The markets welcomed the move and it helped the FTSE to rally by 161.9 points or 2.9 per cent after being 4.3 per cent down earlier in the day.
However, when the US reopened on Tuesday, the sheer weight of sell orders dragged the S&P 500 down by almost 4 per cent in a matter of minutes although it did recover to close down 1.1 per cent.
The Fed’s rate cut was brought forward by nine days such was the extent of its concerns about the state of the market. It was its first unscheduled move since September 17, 2001 and the largest single rate cut since 1982.
“The rate cut has injected an element of confidence,” says Colin Morton, manager of the Rensburg UK equity income fund. “But a lot of people are also cynical and are wondering if the Fed knows something we don’t.”
The leaking of plans to refinance US monoline insurers also bolstered the markets. The term monoline seems to have entered most investor’s lexicon in the last fortnight as concerns that one or more of the bond insurers may be facing difficulties resulted in fears about the potential knock-on effects on the credit market.
While the authorities may be doing what they can to help boost the markets in the US, investors were disappointed by hawkish comments from Mervyn King this week.
“Many people assumed the UK would follow the US and cut interest rates in a marked fashion in February but Mervyn King has said no,” Cumming says.
The minutes from the January session showing an 8-1 vote against a cut also surprised many with many commentators having expected the vote to be a close run thing.
This helped spark a further 130.8 sell-off on Wednesday before a sharp 266.5 point Thursday rebound, sparked by strong rises globally.
Friday has been a day of relative calm with the FTSE up 67 points or 1.18 per cent in early afternoon trading.
“It has been an exhausting week,” says Morton. “I think the volatility will continue until the economic landscape is clearer.”
He says the broadly flat market this week also masks significant sector rotation.
Continuing the theme of the last two weeks, housebuilders have performed strongly with Persimmon and Barratt both up more than 10 per cent.
Financials also outperformed with banks up between 5 per cent- 10 per cent.
“Defensive stocks were on such high ratings many have fallen sharply and more recently interest rate sensitive stocks have been outperforming,” Morton says. “But there is such a dichotomy of opinion with some people wanting to stay defensive and others starting to look through the gloom.”

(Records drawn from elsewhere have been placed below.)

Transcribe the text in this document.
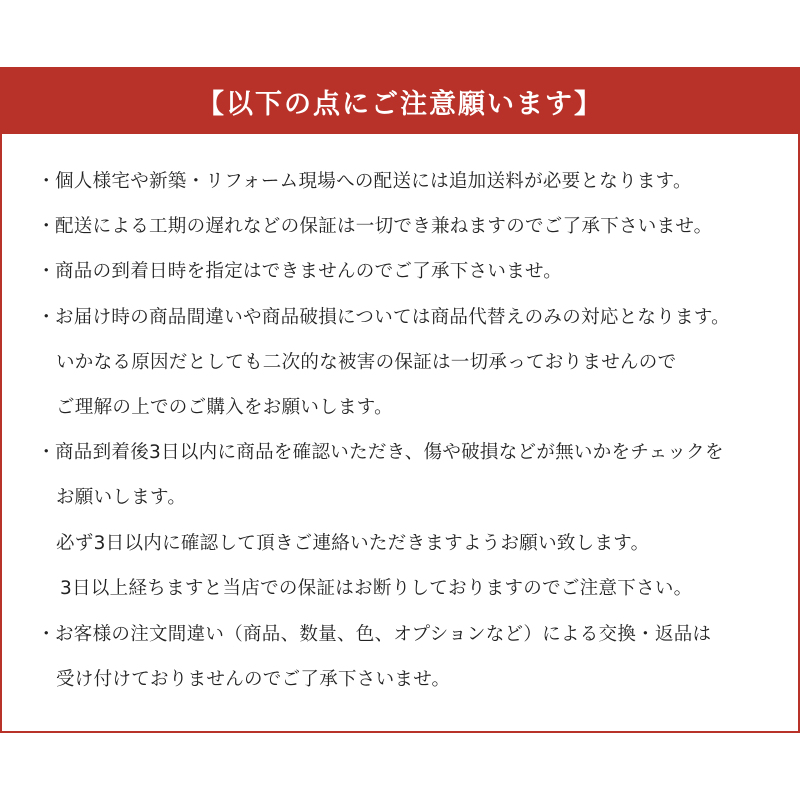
【以下の点にご注意願います】
・個人様宅や新築・リフォーム現場への配送には追加送料が必要となります。
・配送による工期の遅れなどの保証は一切でき兼ねますのでご了承下さいませ。
・商品の到着日時を指定はできませんのでご了承下さいませ。
・お届け時の商品間違いや商品破損については商品代替えのみの対応となります。
いかなる原因だとしても二次的な被害の保証は一切承っておりませんので
ご理解の上でのご購入をお願いします。
・商品到着後3日以内に商品を確認いただき、傷や破損などが無いかをチェックを
お願いします。
必ず3日以内に確認して頂きご連絡いただきますようお願い致します。
3日以上経ちますと当店での保証はお断りしておりますのでご注意下さい。
・お客様の注文間違い（商品、数量、色、オプションなど）による交換・返品は
受け付けておりませんのでご了承下さいませ。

Cumming agrees, pointing to Imperial Tobacco, off 10 per cent and BT down 6.5 per cent as further evidence of a sector rotation.
He says it unclear how much the SocGen scandal has added to volatility as the investment bank unwound ‘rogue trader’ Jérôme Kerviel’s trades.
Kerviel gained the dubious honour of perpetrating the biggest fraud in investment banking history this week. His bets lost the bank a staggering £3.9bn forcing it to seek emergency refinancing.
While the French bankers might be forgiven for drowning their sorrows it was trebles all round at Scottish & Newcastle, which was finally snapped up by a Carlsberg-Heineken consortium for £7.6bn.
Bid speculation also drove Friends Provident 8 per cent higher with private equity firm JC Flowers running the rule over the insurer.
It seems there is still some appetite for big deals.
Richard Unwin, head of asset allocation and economics at Merrill Lynch, this week says there are signs of “capitulation” from investors “in the face of steep declines”.
It would have been costly to have sold out on Monday but this market certainly isn’t for the faint-hearted.